Nervennahrung

Evidenz

03.05.2021

Wir eröffnen die Woche mit Positivem. Die Inzidenzen sinken, und zwar stetig seit mehr als 8 Tagen. Das sind gute Nachrichten. Dazu zitiert der Spiegel den Präsidenten der Deutschen Interdisziplinären Vereinigung für Intensiv- und Notfallmedizin (Divi), Gernot Marx, mit den Worten: “Das hängt dann unmittelbar mit den Maßnahmen der Bundesnotbremse zusammen [..] Die Bundesnotbremse hat aus unserer Sicht also viele Tausend Menschenleben retten können”, und die Rheinische Post berichtet: “Notbremse rettet laut Intensivmedizinern Tausende Leben”. Das wiederum darf man getrost als evidenzfreie Propaganda bezeichnen, denn aufgrund von Inkubationszeiten, Meldeverzug und anderen Faktoren kann ein Effekt von Maßnahmen auf das Infektionsgeschehen sich frühestens nach 10-14 Tagen zeigen.

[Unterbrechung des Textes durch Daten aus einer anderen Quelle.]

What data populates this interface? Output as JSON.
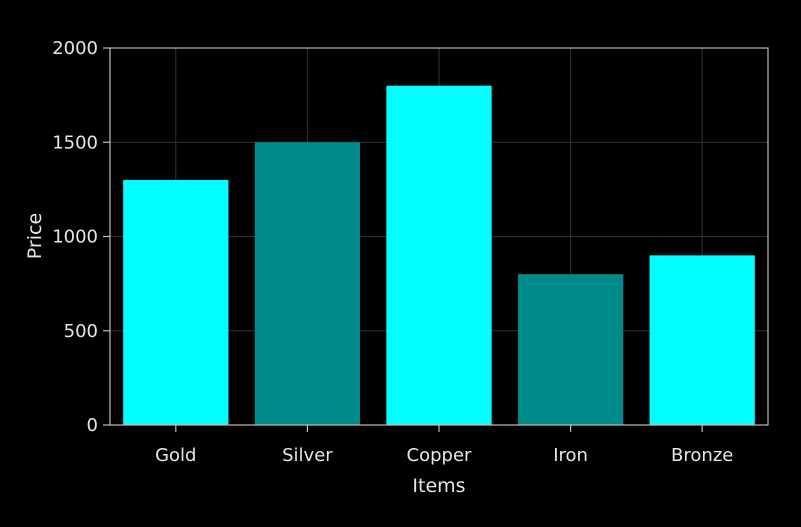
{
  "chart_data": {
    "type": "bar",
    "categories": [
      "Gold",
      "Silver",
      "Copper",
      "Iron",
      "Bronze"
    ],
    "values": [
      1300,
      1500,
      1800,
      800,
      900
    ],
    "bar_colors": [
      "#00FFFF",
      "#008B8B",
      "#00FFFF",
      "#008B8B",
      "#00FFFF"
    ],
    "title": "",
    "xlabel": "Items",
    "ylabel": "Price",
    "ylim": [
      0,
      2000
    ],
    "yticks": [
      0,
      500,
      1000,
      1500,
      2000
    ],
    "grid": true,
    "legend": "none"
  },
  "colors": {
    "background": "#000000",
    "axis": "#BFBFBF",
    "grid": "#333333",
    "text": "#E6E6E6"
  }
}
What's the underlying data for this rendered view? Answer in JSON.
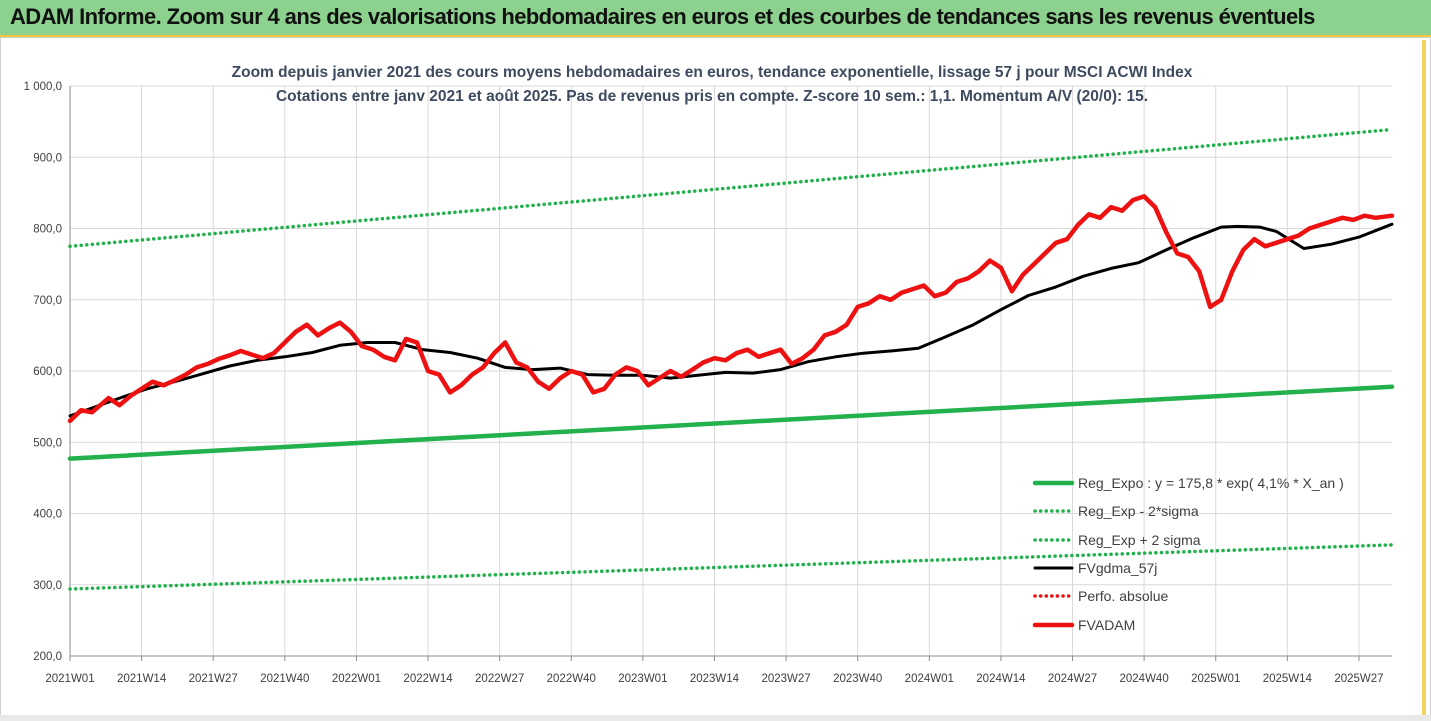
{
  "banner": {
    "title": "ADAM Informe. Zoom sur 4 ans des valorisations hebdomadaires en euros et des courbes de tendances sans les revenus éventuels"
  },
  "colors": {
    "banner_bg": "#8dd18f",
    "green": "#22b14c",
    "black": "#000000",
    "red": "#ee1111"
  },
  "chart_data": {
    "type": "line",
    "title_lines": [
      "Zoom depuis janvier 2021 des cours moyens hebdomadaires en euros, tendance exponentielle, lissage 57 j pour MSCI ACWI Index",
      "Cotations entre janv 2021 et août 2025. Pas de revenus pris en compte. Z-score 10 sem.: 1,1. Momentum A/V (20/0): 15."
    ],
    "xlabel": "",
    "ylabel": "",
    "ylim": [
      200,
      1000
    ],
    "y_ticks": [
      "200,0",
      "300,0",
      "400,0",
      "500,0",
      "600,0",
      "700,0",
      "800,0",
      "900,0",
      "1 000,0"
    ],
    "x_ticks": [
      "2021W01",
      "2021W14",
      "2021W27",
      "2021W40",
      "2022W01",
      "2022W14",
      "2022W27",
      "2022W40",
      "2023W01",
      "2023W14",
      "2023W27",
      "2023W40",
      "2024W01",
      "2024W14",
      "2024W27",
      "2024W40",
      "2025W01",
      "2025W14",
      "2025W27"
    ],
    "grid": true,
    "legend_position": "right",
    "series": [
      {
        "name": "Reg_Expo : y = 175,8 * exp( 4,1% *  X_an )",
        "style": "solid-thick",
        "color": "#22b14c",
        "x": [
          1,
          241
        ],
        "values": [
          477,
          578
        ]
      },
      {
        "name": "Reg_Exp - 2*sigma",
        "style": "dotted",
        "color": "#22b14c",
        "x": [
          1,
          241
        ],
        "values": [
          294,
          356
        ]
      },
      {
        "name": "Reg_Exp + 2 sigma",
        "style": "dotted",
        "color": "#22b14c",
        "x": [
          1,
          241
        ],
        "values": [
          775,
          939
        ]
      },
      {
        "name": "FVgdma_57j",
        "style": "solid",
        "color": "#000000",
        "x": [
          1,
          5,
          10,
          15,
          20,
          25,
          30,
          35,
          40,
          45,
          50,
          55,
          60,
          65,
          70,
          75,
          80,
          85,
          90,
          95,
          100,
          105,
          110,
          115,
          120,
          125,
          130,
          135,
          140,
          145,
          150,
          155,
          160,
          165,
          170,
          175,
          180,
          185,
          190,
          195,
          200,
          205,
          210,
          213,
          217,
          220,
          225,
          230,
          235,
          241
        ],
        "values": [
          537,
          548,
          562,
          575,
          585,
          596,
          607,
          615,
          620,
          626,
          636,
          640,
          640,
          630,
          626,
          618,
          605,
          602,
          604,
          595,
          594,
          594,
          590,
          594,
          598,
          597,
          602,
          613,
          620,
          625,
          628,
          632,
          648,
          665,
          686,
          706,
          718,
          733,
          744,
          752,
          770,
          787,
          802,
          803,
          802,
          796,
          772,
          778,
          788,
          806
        ]
      },
      {
        "name": "Perfo. absolue",
        "style": "dotted",
        "color": "#ee1111",
        "x": [],
        "values": []
      },
      {
        "name": "FVADAM",
        "style": "solid-thick",
        "color": "#ee1111",
        "x": [
          1,
          3,
          5,
          8,
          10,
          12,
          14,
          16,
          18,
          20,
          22,
          24,
          26,
          28,
          30,
          32,
          34,
          36,
          38,
          40,
          42,
          44,
          46,
          48,
          50,
          52,
          54,
          56,
          58,
          60,
          62,
          64,
          66,
          68,
          70,
          72,
          74,
          76,
          78,
          80,
          82,
          84,
          86,
          88,
          90,
          92,
          94,
          96,
          98,
          100,
          102,
          104,
          106,
          108,
          110,
          112,
          114,
          116,
          118,
          120,
          122,
          124,
          126,
          128,
          130,
          132,
          134,
          136,
          138,
          140,
          142,
          144,
          146,
          148,
          150,
          152,
          154,
          156,
          158,
          160,
          162,
          164,
          166,
          168,
          170,
          172,
          174,
          176,
          178,
          180,
          182,
          184,
          186,
          188,
          190,
          192,
          194,
          196,
          198,
          200,
          202,
          204,
          206,
          208,
          210,
          212,
          214,
          216,
          218,
          220,
          222,
          224,
          226,
          228,
          230,
          232,
          234,
          236,
          238,
          241
        ],
        "values": [
          530,
          545,
          542,
          562,
          552,
          565,
          575,
          585,
          580,
          587,
          595,
          605,
          610,
          617,
          622,
          628,
          623,
          618,
          625,
          640,
          655,
          665,
          650,
          660,
          668,
          655,
          635,
          630,
          620,
          615,
          645,
          640,
          600,
          595,
          570,
          580,
          595,
          605,
          625,
          640,
          612,
          605,
          585,
          575,
          590,
          600,
          595,
          570,
          575,
          595,
          605,
          600,
          580,
          590,
          600,
          592,
          602,
          612,
          618,
          615,
          625,
          630,
          620,
          625,
          630,
          610,
          618,
          630,
          650,
          655,
          665,
          690,
          695,
          705,
          700,
          710,
          715,
          720,
          705,
          710,
          725,
          730,
          740,
          755,
          745,
          712,
          735,
          750,
          765,
          780,
          785,
          805,
          820,
          815,
          830,
          825,
          840,
          845,
          830,
          795,
          765,
          760,
          740,
          690,
          700,
          740,
          770,
          785,
          775,
          780,
          785,
          790,
          800,
          805,
          810,
          815,
          812,
          818,
          815,
          818
        ]
      }
    ]
  }
}
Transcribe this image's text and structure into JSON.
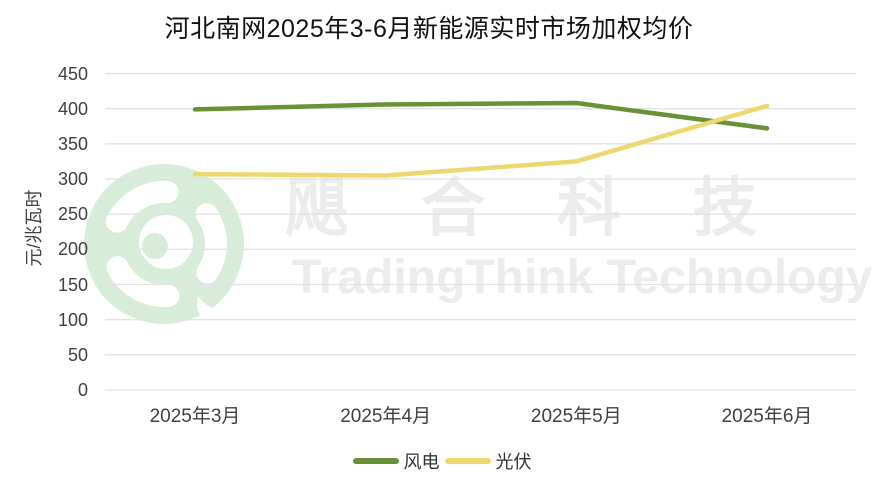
{
  "title": "河北南网2025年3-6月新能源实时市场加权均价",
  "watermark": {
    "cn": "飓合科技",
    "en": "TradingThink Technology",
    "text_color": "#ececec",
    "logo_color": "#d8ecda"
  },
  "colors": {
    "wind_line": "#699136",
    "solar_line": "#ecd86e",
    "gridline": "#e2e2e2",
    "axis_text": "#404040",
    "title_text": "#121212"
  },
  "chart_data": {
    "type": "line",
    "title": "河北南网2025年3-6月新能源实时市场加权均价",
    "categories": [
      "2025年3月",
      "2025年4月",
      "2025年5月",
      "2025年6月"
    ],
    "series": [
      {
        "name": "风电",
        "color": "#699136",
        "values": [
          399,
          406,
          408,
          372
        ]
      },
      {
        "name": "光伏",
        "color": "#ecd86e",
        "values": [
          307,
          305,
          325,
          404
        ]
      }
    ],
    "xlabel": "",
    "ylabel": "元/兆瓦时",
    "ylim": [
      0,
      450
    ],
    "yticks": [
      0,
      50,
      100,
      150,
      200,
      250,
      300,
      350,
      400,
      450
    ],
    "grid": true,
    "legend_position": "bottom"
  }
}
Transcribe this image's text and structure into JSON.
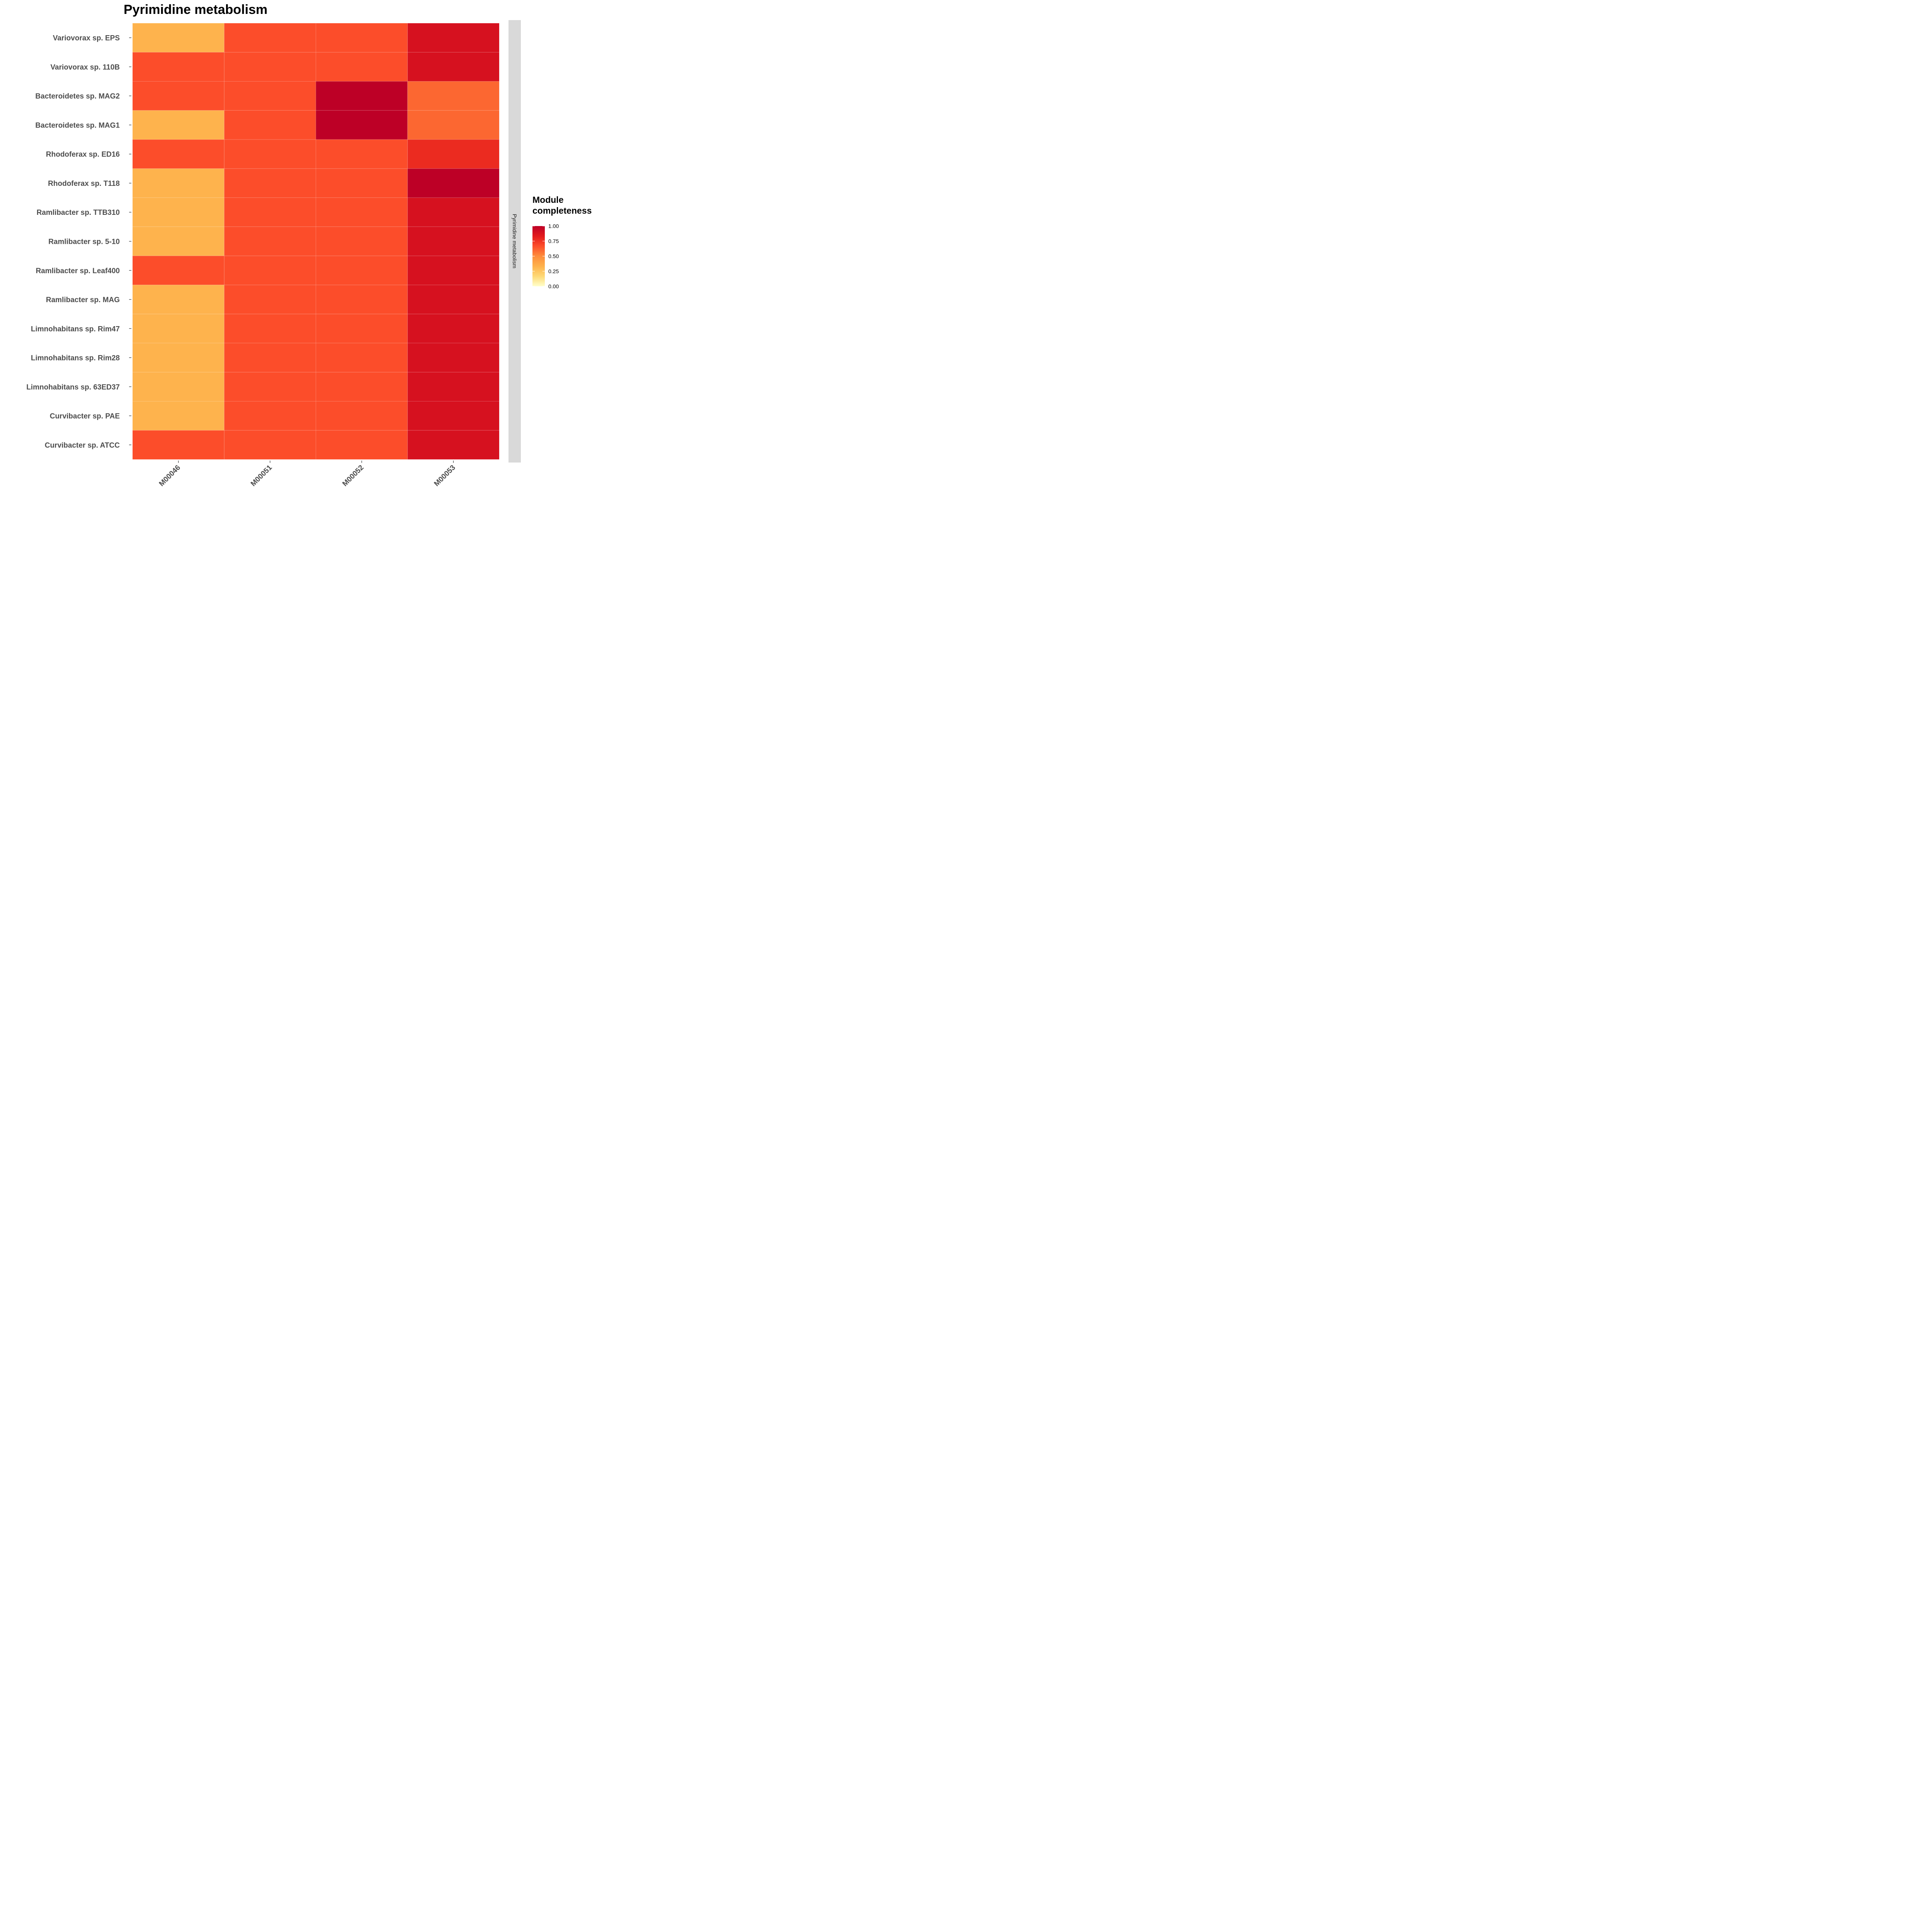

Ein Kausalzusammenhang kann also frühestens nach 10-14 Tagen belegt werden. Die Inzidenzen sanken aber unmittelbar nach Einführung der Notbremse. Überhaupt ist es extrem schwierig, den Einfluß von Maßnahmen auf das Infektionsgeschehen wissenschaftlich zu ermitteln, da man mit einer Gesellschaft keine kontrollierten Laborversuche anstellen kann. Deshalb bedarf es zur Einschätzung der Wirkung von Interventionsmaßnahmen der Dienste von Experten wie Epedemiologen und (Medizin-) Statistikern. Virologen sind übrigens keine Experten in diesem Metier und Ärtzefunktionäre wie Herr Marx offensichtlich auch nicht. Das müssen sie auch nicht sein, aber man sollte dann mit öffentlichen Kommentaren außerhalb des eigenen Fachgebiets zurückhaltend sein, wenn man nicht den Kontext evidenzbasierter Diskussion verlassen möchte. (Aber vielleicht tue ich Herrn Marx auch Unrecht und er wurde lediglich falsch zitiert - der Spiegel ist für Framing gerade auch in der Coronaberichterstattung berüchtigt.)